Neith crater is a crater on Jupiter's moon Ganymede, the largest moon in the solar system.

Impact features like Neith have been called "penepalimpsests" by some investigators or "dome craters" by others and are considered to be transitional between craters and palimpsests. Palimpsests are bright, nearly circular patches that are believed to be remnant impact features. They occur also on Callisto, Ganymede's neighbor farther distant from Jupiter.

The most striking feature in Neith is a large, circular dome about 45 km in diameter. The dome is surrounded by a wreath of rugged terrain. The wreath does not represent the original crater rim but the rim of a large central pit instead. The rim itself is barely visible and is located along the outer boundary of a relatively smooth, circular area, assumed to be the crater floor, which in turn surrounds the wreath of rugged terrain. In some parts along the rim, inward-facing scarps may be seen. The rim is not circular but appears to be petal-shaped. Outside the rim, a continuous ejecta blanket may be discerned.

The morphology of impact features such as Neith results either from the response of a relatively weak target material to a high-energy impact or from long-term viscous relaxation of the surface subsequent to impact.

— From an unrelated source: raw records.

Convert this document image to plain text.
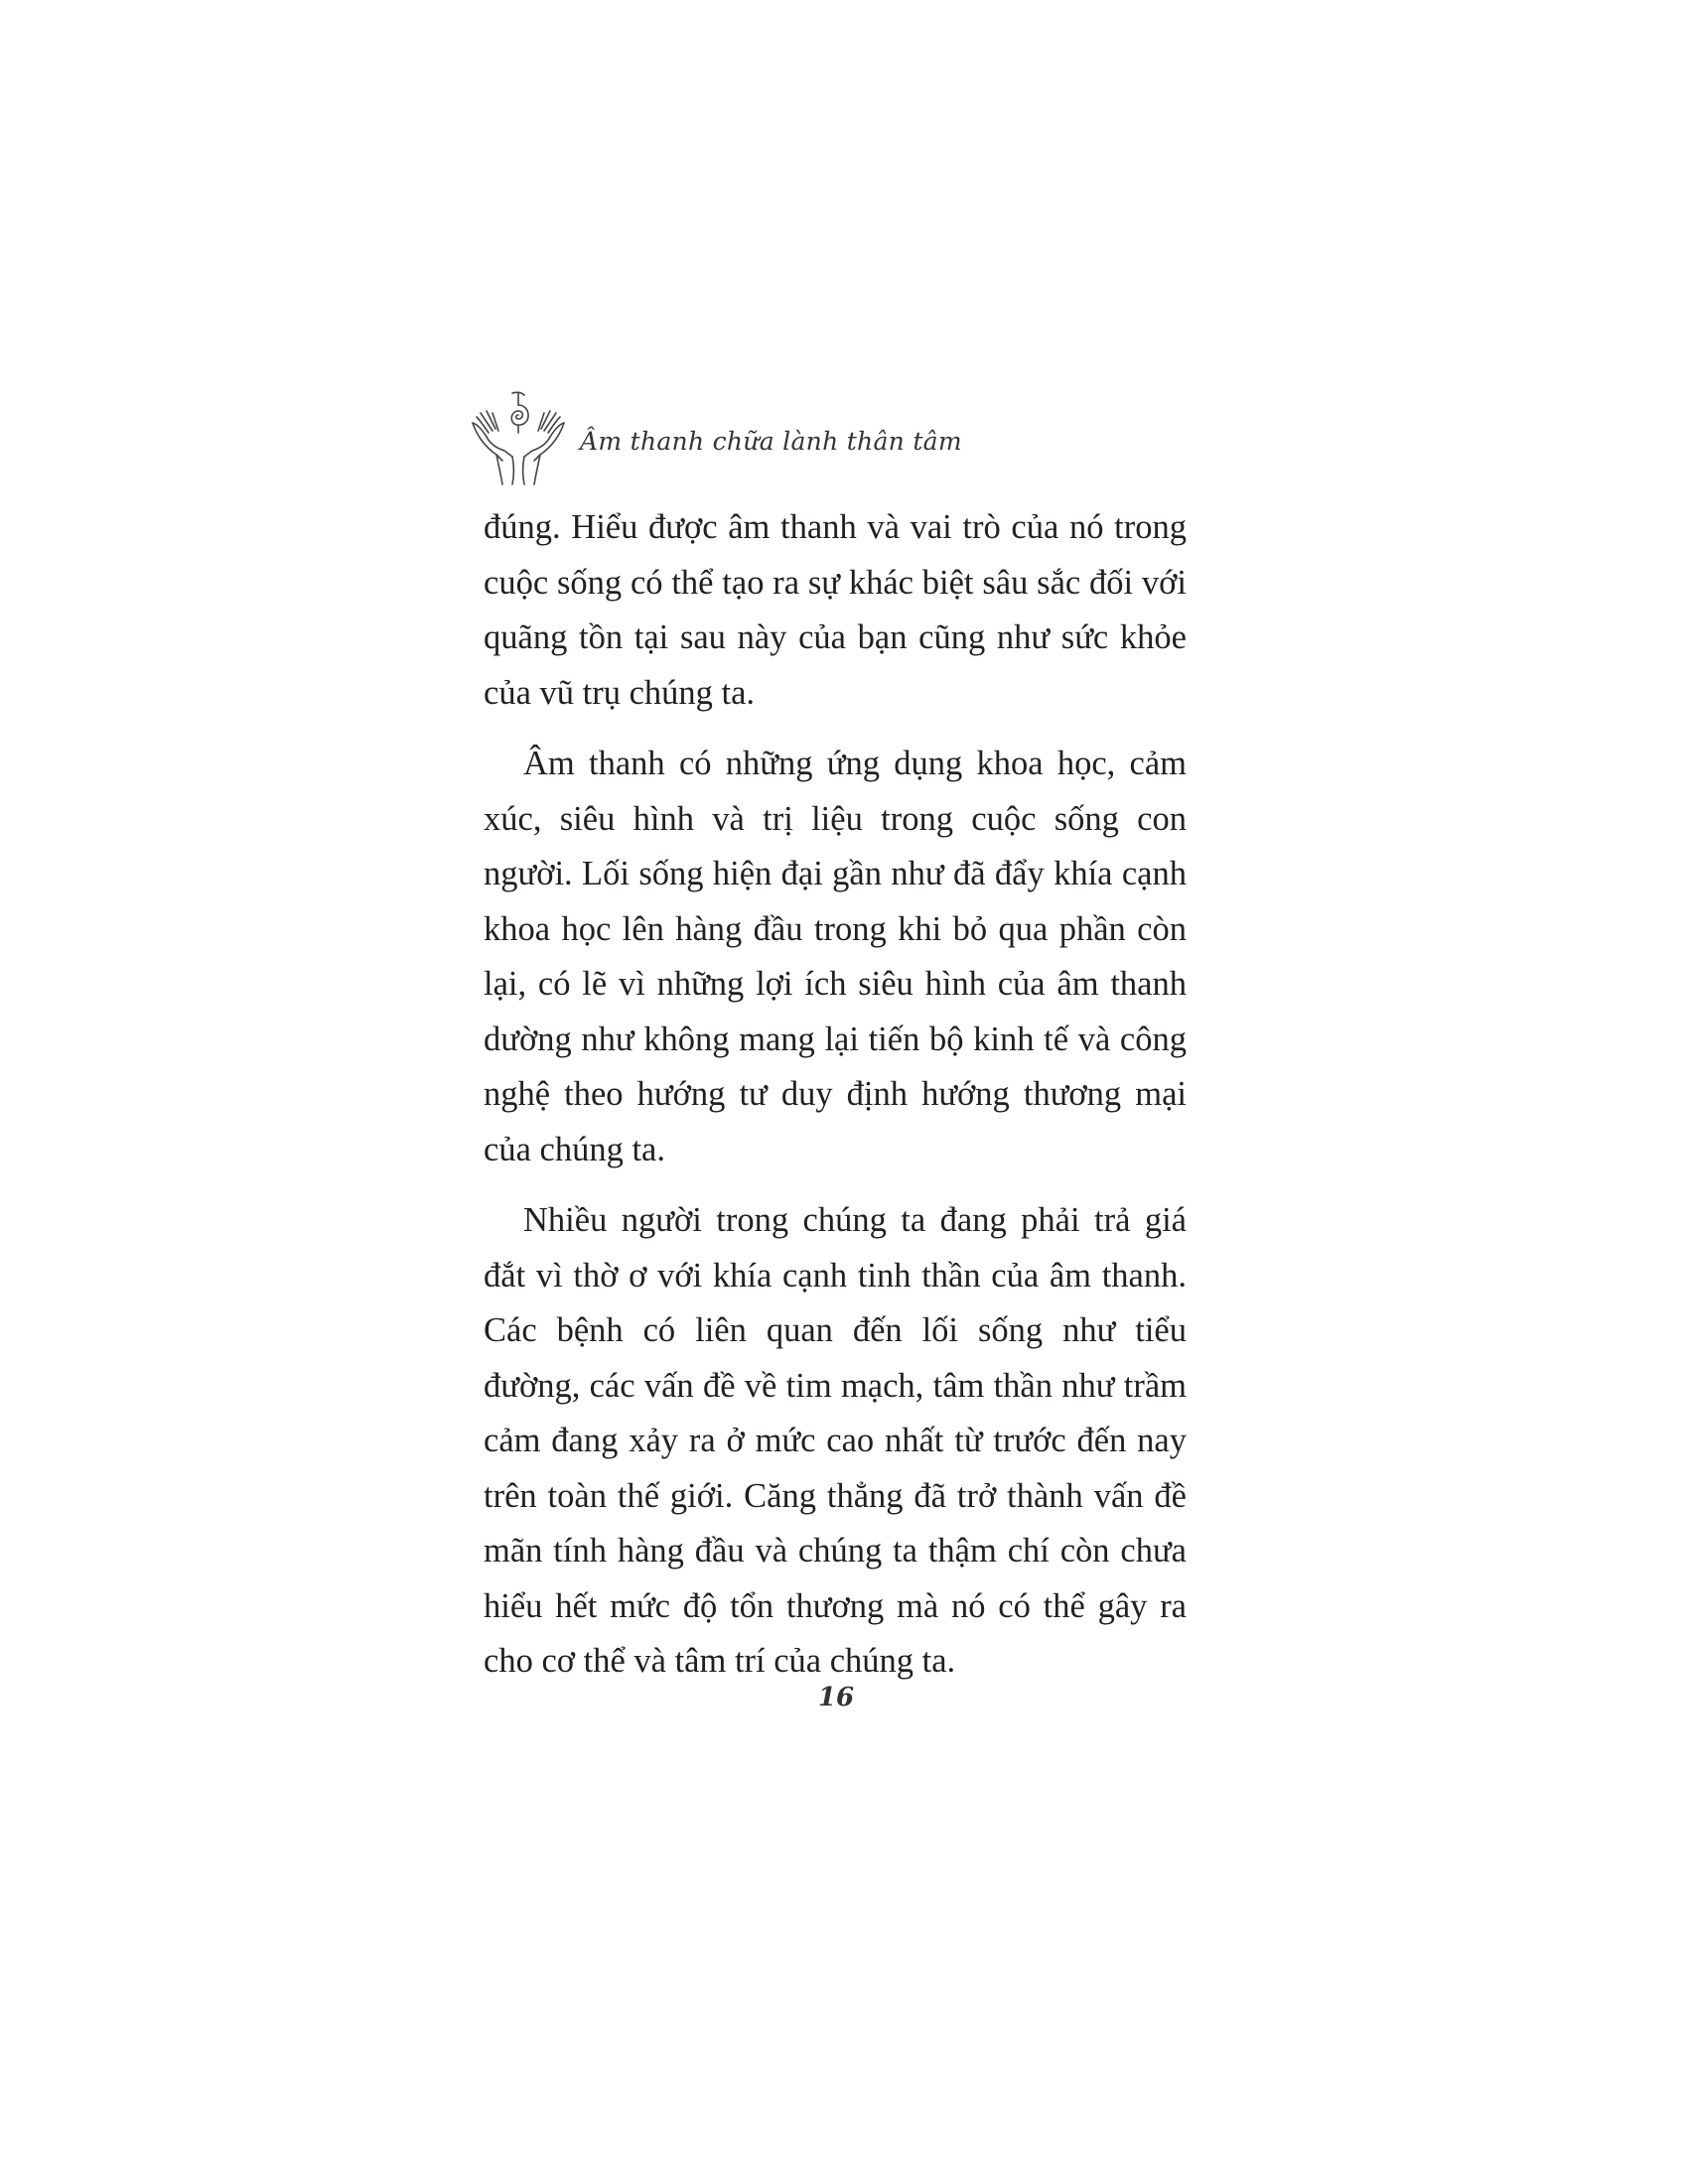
Âm thanh chữa lành thân tâm

đúng. Hiểu được âm thanh và vai trò của nó trong cuộc sống có thể tạo ra sự khác biệt sâu sắc đối với quãng tồn tại sau này của bạn cũng như sức khỏe của vũ trụ chúng ta.

Âm thanh có những ứng dụng khoa học, cảm xúc, siêu hình và trị liệu trong cuộc sống con người. Lối sống hiện đại gần như đã đẩy khía cạnh khoa học lên hàng đầu trong khi bỏ qua phần còn lại, có lẽ vì những lợi ích siêu hình của âm thanh dường như không mang lại tiến bộ kinh tế và công nghệ theo hướng tư duy định hướng thương mại của chúng ta.

Nhiều người trong chúng ta đang phải trả giá đắt vì thờ ơ với khía cạnh tinh thần của âm thanh. Các bệnh có liên quan đến lối sống như tiểu đường, các vấn đề về tim mạch, tâm thần như trầm cảm đang xảy ra ở mức cao nhất từ trước đến nay trên toàn thế giới. Căng thẳng đã trở thành vấn đề mãn tính hàng đầu và chúng ta thậm chí còn chưa hiểu hết mức độ tổn thương mà nó có thể gây ra cho cơ thể và tâm trí của chúng ta.

16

Absolute ages derived from crater frequency measurements are model-dependent. In one crater chronology model, based on impacts dominated by asteroids, Neith may be old and very likely was formed during a period of more intense bombardment than today, about 3.9 billion years ago. In a different model, based on impacts preferentially by comets with a more or less constant impact rate, Neith may be only about 1 billion years old.